The lawmaker noted that by in July, the modalities for the removal of the ban would be made public, saying, “We agreed that in July, we will meet and she (NAFDAC’s Director General) would have worked out the modalities for the temporary removal of the ban.”

Fielding questions from journalists on the sideline of the briefing, Agbese rejected the notion that the lifting of the ban could result in a spike in the health risk occasioned by the sale and consumption of alcohol in small sachets.

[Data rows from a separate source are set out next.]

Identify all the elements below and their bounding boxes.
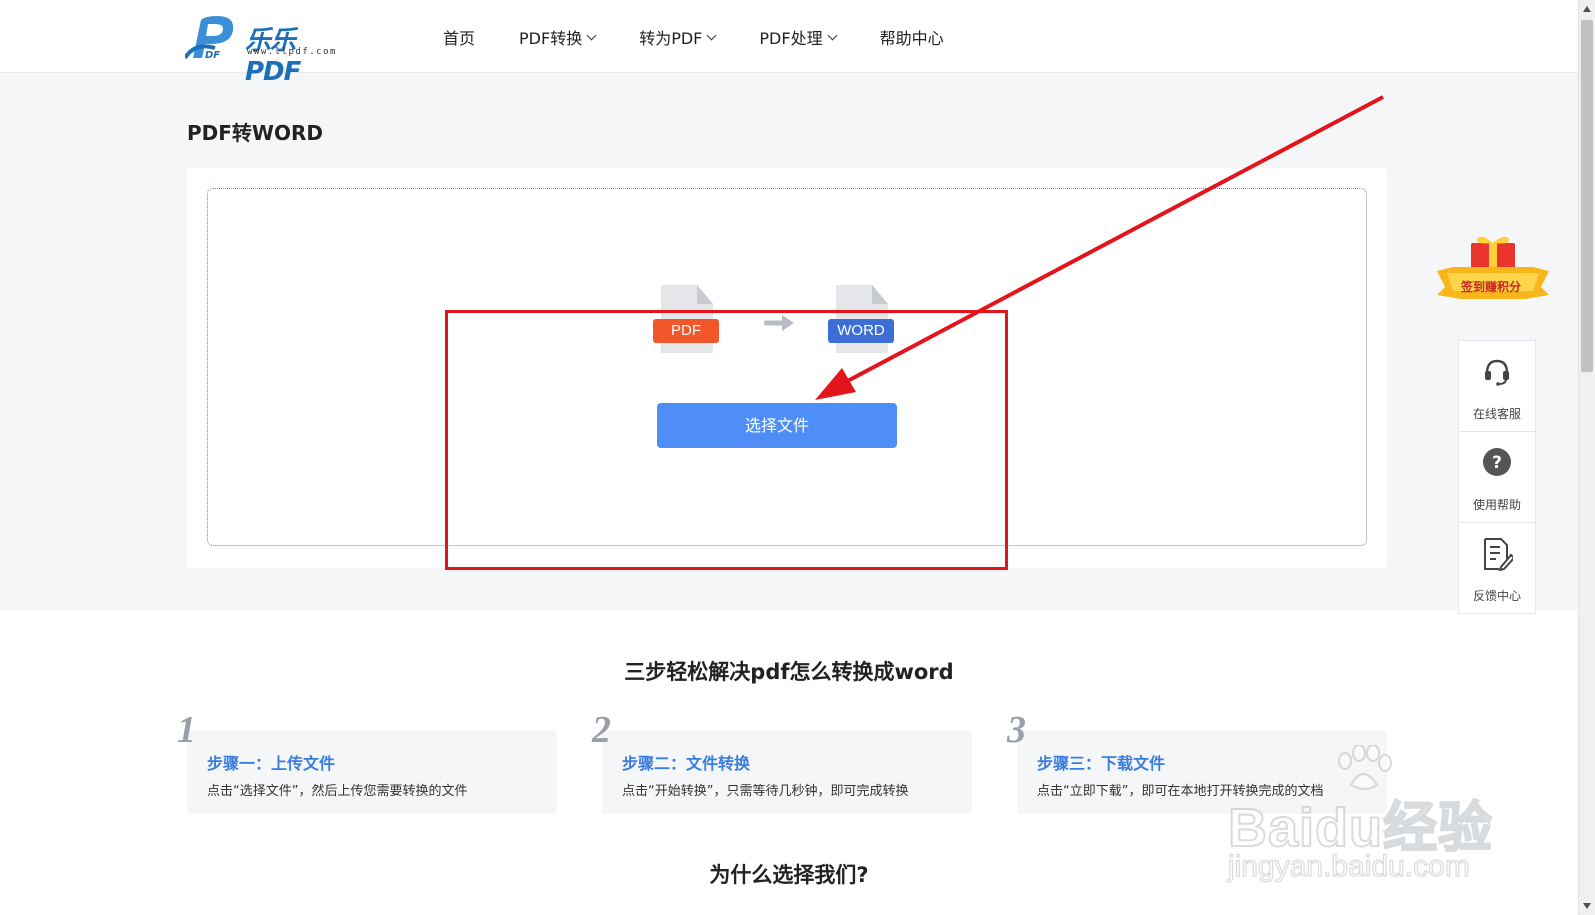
logo-url: www.llpdf.com [247, 47, 337, 57]
side-label: 使用帮助 [1472, 498, 1521, 512]
why-heading: 为什么选择我们? [709, 863, 869, 887]
page-title: PDF转WORD [187, 121, 323, 145]
step-desc: 点击“开始转换”，只需等待几秒钟，即可完成转换 [622, 784, 909, 799]
chevron-down-icon [827, 30, 838, 40]
nav-help-center[interactable]: 帮助中心 [880, 25, 944, 49]
step-desc: 点击“选择文件”，然后上传您需要转换的文件 [207, 784, 468, 799]
site-logo[interactable]: DF 乐乐PDF www.llpdf.com [185, 14, 345, 87]
side-feedback-center[interactable]: 反馈中心 [1459, 523, 1535, 613]
file-dropzone[interactable]: PDF WORD 选择文件 [207, 188, 1367, 546]
sign-in-gift-badge[interactable]: 签到赚积分 [1433, 233, 1553, 305]
gift-label: 签到赚积分 [1461, 280, 1522, 294]
step-title: 步骤二：文件转换 [622, 754, 751, 773]
side-panel: 在线客服 ? 使用帮助 反馈中心 [1458, 340, 1536, 614]
nav-pdf-process-label: PDF处理 [759, 29, 823, 48]
nav-pdf-convert[interactable]: PDF转换 [519, 25, 597, 49]
word-format-label: WORD [828, 319, 894, 343]
feedback-icon [1484, 538, 1513, 571]
pdf-format-label: PDF [653, 319, 719, 343]
steps-heading: 三步轻松解决pdf怎么转换成word [624, 660, 954, 684]
upload-card: PDF WORD 选择文件 [187, 168, 1387, 568]
logo-p-icon: DF [185, 16, 234, 60]
step-card: 3 步骤三：下载文件 点击“立即下载”，即可在本地打开转换完成的文档 [1007, 709, 1387, 814]
nav-to-pdf[interactable]: 转为PDF [639, 25, 717, 49]
step-number: 3 [1007, 709, 1026, 751]
side-online-service[interactable]: 在线客服 [1459, 341, 1535, 432]
side-usage-help[interactable]: ? 使用帮助 [1459, 432, 1535, 523]
svg-text:?: ? [1492, 453, 1502, 473]
side-label: 反馈中心 [1472, 589, 1521, 603]
step-title: 步骤三：下载文件 [1037, 754, 1166, 773]
vertical-scrollbar[interactable] [1578, 0, 1595, 915]
top-header: DF 乐乐PDF www.llpdf.com 首页 PDF转换 转为PDF PD… [0, 0, 1578, 87]
steps-section: 三步轻松解决pdf怎么转换成word 1 步骤一：上传文件 点击“选择文件”，然… [0, 610, 1578, 915]
choose-file-button[interactable]: 选择文件 [657, 403, 897, 448]
word-file-icon: WORD [828, 285, 894, 355]
nav-pdf-convert-label: PDF转换 [519, 29, 583, 48]
step-title: 步骤一：上传文件 [207, 754, 336, 773]
convert-arrow-icon [764, 315, 794, 331]
headset-icon [1485, 359, 1509, 386]
step-desc: 点击“立即下载”，即可在本地打开转换完成的文档 [1037, 784, 1324, 799]
nav-home-label: 首页 [443, 29, 476, 48]
page: DF 乐乐PDF www.llpdf.com 首页 PDF转换 转为PDF PD… [0, 0, 1578, 915]
step-card: 1 步骤一：上传文件 点击“选择文件”，然后上传您需要转换的文件 [177, 709, 557, 814]
step-number: 1 [177, 709, 196, 751]
pdf-file-icon: PDF [653, 285, 719, 355]
chevron-down-icon [586, 30, 597, 40]
step-card: 2 步骤二：文件转换 点击“开始转换”，只需等待几秒钟，即可完成转换 [592, 709, 972, 814]
step-number: 2 [592, 709, 611, 751]
side-label: 在线客服 [1472, 407, 1521, 421]
nav-help-center-label: 帮助中心 [879, 29, 944, 48]
nav-pdf-process[interactable]: PDF处理 [759, 25, 838, 49]
main-nav: 首页 PDF转换 转为PDF PDF处理 帮助中心 [443, 25, 988, 49]
question-icon: ? [1483, 448, 1511, 476]
svg-text:DF: DF [205, 50, 220, 60]
scrollbar-thumb[interactable] [1581, 20, 1593, 372]
scroll-up-icon[interactable] [1583, 6, 1591, 12]
chevron-down-icon [706, 30, 717, 40]
nav-to-pdf-label: 转为PDF [639, 29, 703, 48]
nav-home[interactable]: 首页 [443, 25, 475, 49]
scroll-down-icon[interactable] [1583, 903, 1591, 909]
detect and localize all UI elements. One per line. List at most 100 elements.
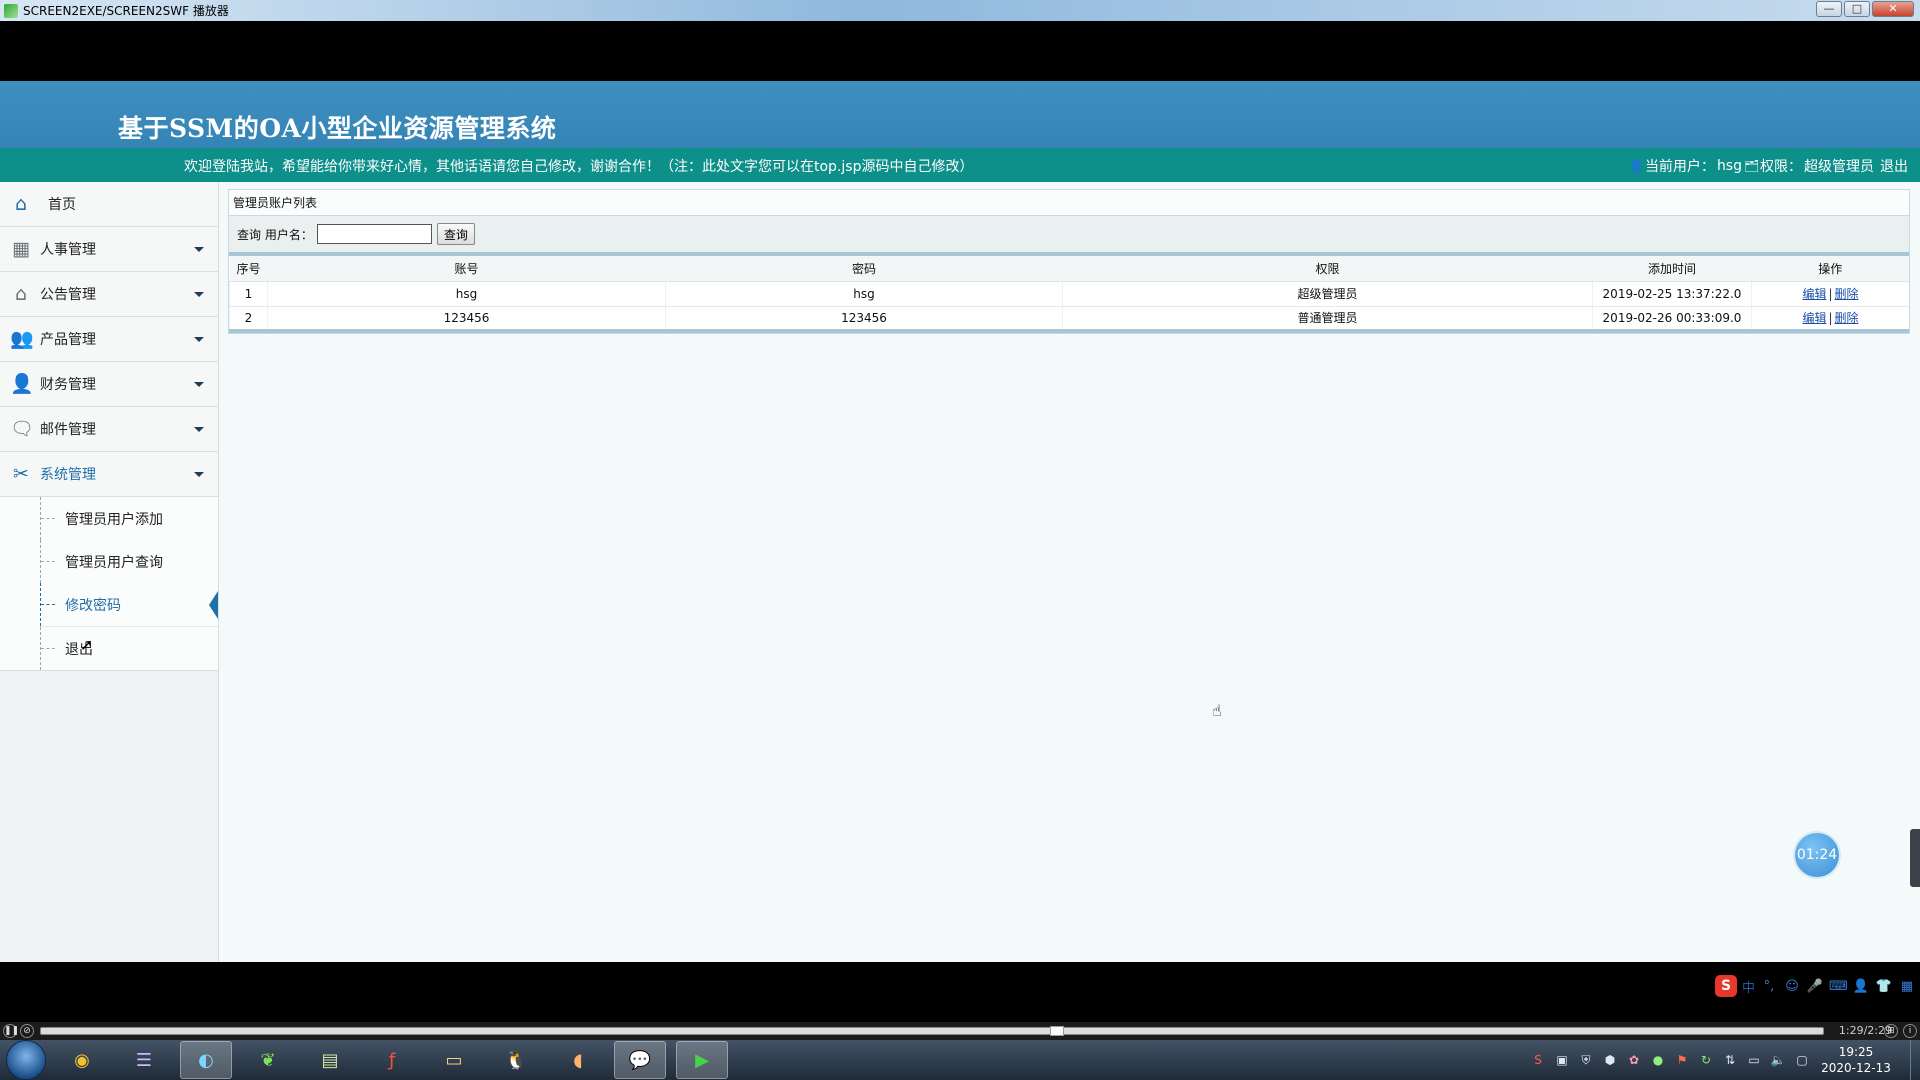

He said, “If you pick up a packet of cigarettes, you will see on it the inscription that cigarette smoking is dangerous to health. This warning is expressed this warning in diverse languages, yet, people still buy cigarettes to smoke. It is within people’s fundamental human rights to decide what they consume, especially adults who can make their own decisions.

“The health implications of consuming sachet drinks, when people consume the same content in bottles, I think to be very mild, is hypocritical.”

He further stressed that part of the agitation against the ban came from low-income earners who believed that their fundamental human rights were breached by NAFDAC.

“Part of the presentations we received in the course of the briefing is that those who earn lower income raised the issue of fundamental human rights, discrimination, harassment and victimization. If it is within people’s right to go to the supermarkets and buy choice loaves of bread with butter, we should in the same manner allow people to be able to afford their Agege bread.

“We are now on the same page with NAFDAC. The health implication was not the reason the ban was placed. As for children consuming sachet drinks, what about codeine and other cough syrups being consumed by the children of the rich? These things are still sold in pharmaceutical shops. They are still there and nobody has placed a ban on them. This is one policy of government that was targeted at the poor,” Agbese lamented.